Spot round has its own problems, of course. Traveling on short notice is not easy and airlines make a lot of money in this season. (Here you go, the money that you saved through full refund in one college, you paid to the airline. So you really did not save much.) Everyone has spot round in the last week of July or 1st few days of August. So there isn't much option regarding traveling. Invariably, spot round happens after the semester has started. So the students are joining late, have missed out on the orientation program, have missed out on the first assignments, first lab, introductory lectures, etc.

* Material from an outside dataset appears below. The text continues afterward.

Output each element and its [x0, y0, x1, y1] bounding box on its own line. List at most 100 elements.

Another way to solve this problem will be to have an incentive for students to withdraw from the counseling process. Again, you don't have any other handle on the students except a bit of financial handle. So if JOSAA (and other similar counseling processes) could ask for more money after the first couple of rounds, which will be refunded progressive less as the days pass by. Also, the student should be able to delete options that s/he has filled in. So you could ask them to deposit Rs. 10,000 after the second round, and then say that if the student is not offered admission in any of his/her choices, the entire Rs. 10,000 will be refunded. On the other hand, if the student is indeed offered admission, and s/he decides not to accept it, then the refund will be based on how delayed the withdrawal has been. This will ensure that as soon as I get an offer from another good college, I go to JOSAA website, and remove some of my lower preferences which I would not want to accept in comparison with the offer that I have received. This makes the counseling process much more efficient and reduces the stress levels in the system tremendously. Coupled with a few extra admissions, this can really revolutionize the admission process and make it absolutely smooth. But it will require a small financial penalty for late decision making by students and parents.
To conclude, the seats remain vacant not because there is no one to accept those seats, but because we have a brain dead (but populist) admission process which can not identify the students who may be interested in those seats.